The activities of these miners are out of hand. Sad though, we have to come this far to realise that we’re losing or have lost something that is so precious. It’s so sad our leaders couldn’t stop it at its nascent stage. It seems to me it was business as usual and politics at its best. It seems to me they went to sleep whilst the busy bees got busy to degrade, to destroy tad to pillage that which our forebears fought graciously to possess and passed it on. And perhaps what‘s left now is misery and hopelessness.

World Bank report on Ghana had indicated, by the end of 1995 the total hectares of the land destroyed through the activities of Galamsey were approximately 150,000 hectares. That was then, over 20 years on the acclivities of illegal mining have picked up like never before .Thus your guess could be my best bet.

Between 1994 and 2001 a study discovered that there were five major cyanide spillages and leakages. Five rivers in the Prestea area in the western region of Ghana suffered greatly’.

Last March, Minister of Environment Science and Technology Dr. Frimpong Boateng kind of raised the threat level. Whilst meeting staff of the Environment Protection Agency (EPA) during a working a visit in Accra Dr. Boateng hinted that our water bodies were under siege. He said the country risk losing the very existence of these precious water bodies if radical steps are not taken to resuscitate their lives.

“We know that our rivers are dead, some of them …Some of the rivers are dead—Offin, Ankobra, Pra, Oda, there’s no fish in them, in most part of the rivers. And when you find animals and fish dying from our empty forests and dead rivers it is only a question of time that it will reach the human beings,” Dr.

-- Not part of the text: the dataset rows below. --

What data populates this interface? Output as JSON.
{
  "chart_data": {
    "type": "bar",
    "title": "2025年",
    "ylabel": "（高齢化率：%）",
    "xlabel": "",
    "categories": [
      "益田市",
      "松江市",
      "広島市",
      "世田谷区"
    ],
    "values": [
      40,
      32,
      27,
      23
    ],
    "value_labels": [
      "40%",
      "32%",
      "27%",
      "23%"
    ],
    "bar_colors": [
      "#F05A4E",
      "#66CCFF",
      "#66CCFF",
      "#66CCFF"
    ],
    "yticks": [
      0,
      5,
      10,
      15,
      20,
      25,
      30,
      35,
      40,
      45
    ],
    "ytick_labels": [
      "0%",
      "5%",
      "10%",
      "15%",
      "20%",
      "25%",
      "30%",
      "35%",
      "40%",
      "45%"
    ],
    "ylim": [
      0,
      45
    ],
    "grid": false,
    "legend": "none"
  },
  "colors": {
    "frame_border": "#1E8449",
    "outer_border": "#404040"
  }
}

Boateng said.

According to the sector minister if we don’t change our negative practices we would literally kill these rivers prematurely. “We have to change our attitudes there must be a change like President Akufo-Addo said. We should not be spectators but be active participants.”

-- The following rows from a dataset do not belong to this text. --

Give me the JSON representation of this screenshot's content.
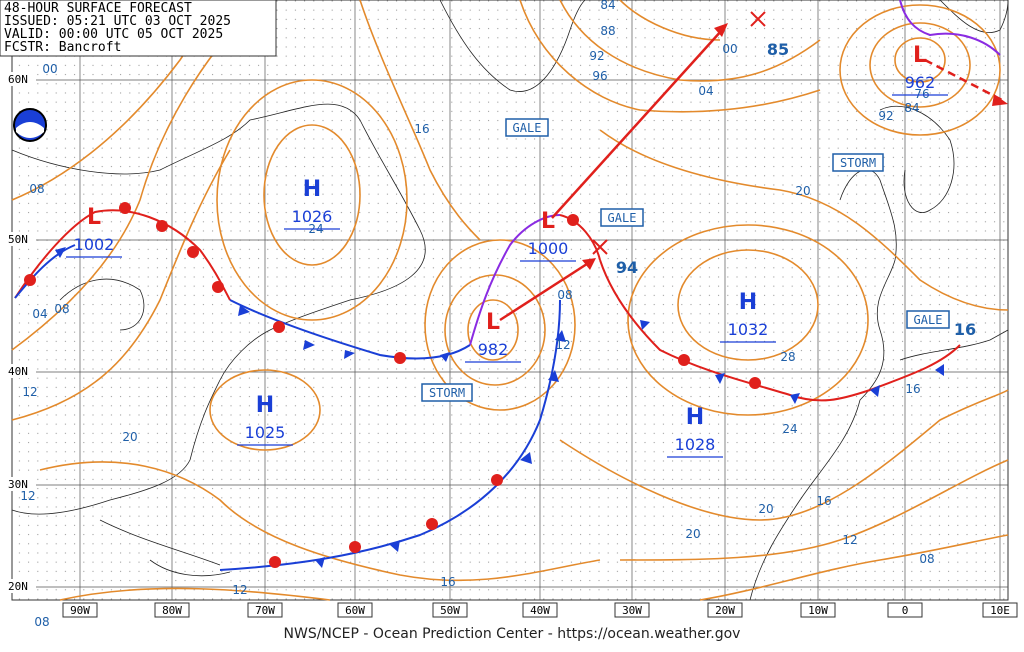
{
  "header": {
    "lines": [
      "48-HOUR SURFACE FORECAST",
      "ISSUED: 05:21 UTC 03 OCT 2025",
      "VALID: 00:00 UTC 05 OCT 2025",
      "FCSTR: Bancroft"
    ]
  },
  "lat_labels": [
    "60N",
    "50N",
    "40N",
    "30N",
    "20N"
  ],
  "lon_labels": [
    "90W",
    "80W",
    "70W",
    "60W",
    "50W",
    "40W",
    "30W",
    "20W",
    "10W",
    "0",
    "10E"
  ],
  "pressure_centers": [
    {
      "type": "H",
      "value": 1026
    },
    {
      "type": "L",
      "value": 1002
    },
    {
      "type": "H",
      "value": 1025
    },
    {
      "type": "L",
      "value": 982
    },
    {
      "type": "L",
      "value": 1000
    },
    {
      "type": "H",
      "value": 1032
    },
    {
      "type": "H",
      "value": 1028
    },
    {
      "type": "L",
      "value": 962
    }
  ],
  "isobar_labels": [
    "00",
    "08",
    "04",
    "08",
    "12",
    "20",
    "24",
    "16",
    "84",
    "88",
    "92",
    "96",
    "00",
    "04",
    "20",
    "28",
    "24",
    "16",
    "20",
    "16",
    "12",
    "08",
    "20",
    "16",
    "12",
    "08",
    "12",
    "08",
    "12",
    "76",
    "84",
    "92",
    "85",
    "94",
    "16"
  ],
  "warnings": [
    "GALE",
    "GALE",
    "STORM",
    "GALE",
    "STORM"
  ],
  "footer": "NWS/NCEP - Ocean Prediction Center - https://ocean.weather.gov"
}
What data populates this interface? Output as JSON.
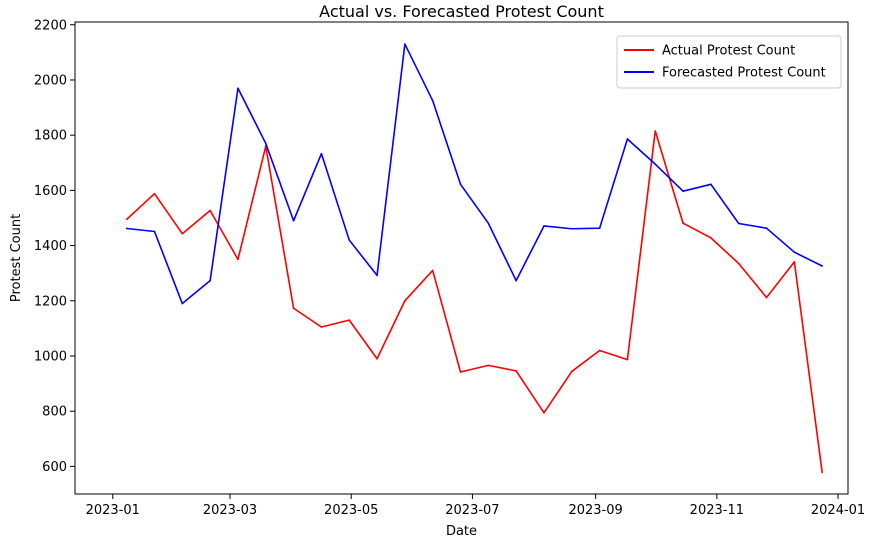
{
  "chart_data": {
    "type": "line",
    "title": "Actual vs. Forecasted Protest Count",
    "xlabel": "Date",
    "ylabel": "Protest Count",
    "x_ticks": [
      "2023-01",
      "2023-03",
      "2023-05",
      "2023-07",
      "2023-09",
      "2023-11",
      "2024-01"
    ],
    "y_ticks": [
      600,
      800,
      1000,
      1200,
      1400,
      1600,
      1800,
      2000,
      2200
    ],
    "xlim": [
      "2022-12-13",
      "2024-01-06"
    ],
    "ylim": [
      500,
      2210
    ],
    "grid": false,
    "legend_position": "top-right",
    "x": [
      "2023-01-08",
      "2023-01-22",
      "2023-02-05",
      "2023-02-19",
      "2023-03-05",
      "2023-03-19",
      "2023-04-02",
      "2023-04-16",
      "2023-04-30",
      "2023-05-14",
      "2023-05-28",
      "2023-06-11",
      "2023-06-25",
      "2023-07-09",
      "2023-07-23",
      "2023-08-06",
      "2023-08-20",
      "2023-09-03",
      "2023-09-17",
      "2023-10-01",
      "2023-10-15",
      "2023-10-29",
      "2023-11-12",
      "2023-11-26",
      "2023-12-10",
      "2023-12-24"
    ],
    "series": [
      {
        "name": "Actual Protest Count",
        "color": "#ff0000",
        "values": [
          1495,
          1588,
          1443,
          1527,
          1350,
          1760,
          1173,
          1105,
          1130,
          990,
          1200,
          1310,
          942,
          966,
          946,
          794,
          944,
          1020,
          987,
          1815,
          1481,
          1428,
          1335,
          1212,
          1341,
          578
        ]
      },
      {
        "name": "Forecasted Protest Count",
        "color": "#0000ff",
        "values": [
          1462,
          1451,
          1190,
          1273,
          1970,
          1770,
          1490,
          1733,
          1420,
          1292,
          2130,
          1925,
          1622,
          1481,
          1273,
          1471,
          1461,
          1463,
          1786,
          1695,
          1597,
          1622,
          1480,
          1463,
          1376,
          1326
        ]
      }
    ]
  }
}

“If you look at what is happening to the environment, it is something like a self-inflicted injury

Certainly the danger has become imminent, so disturbing that if stringent measures are not taken we would end up as sore losers. The country that once boasted of its virgin forests, safe water bodies, rich soils, beautiful vegetation, and the picturesque landscape is gradually losing it all by the day. The ecological damage has been great.

Bittersweet
In Africa, Ghana is the second largest gold producer contributing to about 5.7 per cent of the country’s GDP. And the activities of illegal mining have tremendously contributed to the growth of the economy. The jobless youth have found jobs, crime rate has gone down. However the environmental impact of their activities is unparalleled. Galamsey depletes environmental resources such as water; soil, landscape, vegetation, the ecosystem among others.

Also lives had been lost over the period and we’re still losing lives. In November 2009 a collapsed occurred in an illegal mine in Dompoase in either Ashanti/Western region. At least 18 workers were killed including 13 women who worked as porters for the miners. A similar incident occurred at Kyekyewere near Dunkwa-on-Offin in the Central region.

Solution
Perhaps the solution to this cancerous problem rests in the bosom of the new administration’s ‘One-District-One-Factory across country mantra. It’s a long term project, but if implemented they would go a long to help bring the activities of illegal mining down. Remember, when there was Aboso Glass Factory, when there was Kumasi Jute Factory there was no Galamsey but there was gold. When there was Nsawam Cannery Factory, the Komenda Sugar Factory there was no Galamsey gold was there. When there was the Bonsa Tyre Factory, the Bolga Meat Factory and the Tomato Factory at Wenchi there was no Galamsey but there was gold.

As a people our problem has always been not providing alternative measures. And not being proactive but reactive. You don’t evict the Sodomites and the Gomorrahites if you haven’t made any provisions for them. Then when you provide the alternative, ensure the laws are implemented to the letter. That’s the way to go…Don’t blame me, if you can’t make the dogs bark and bite.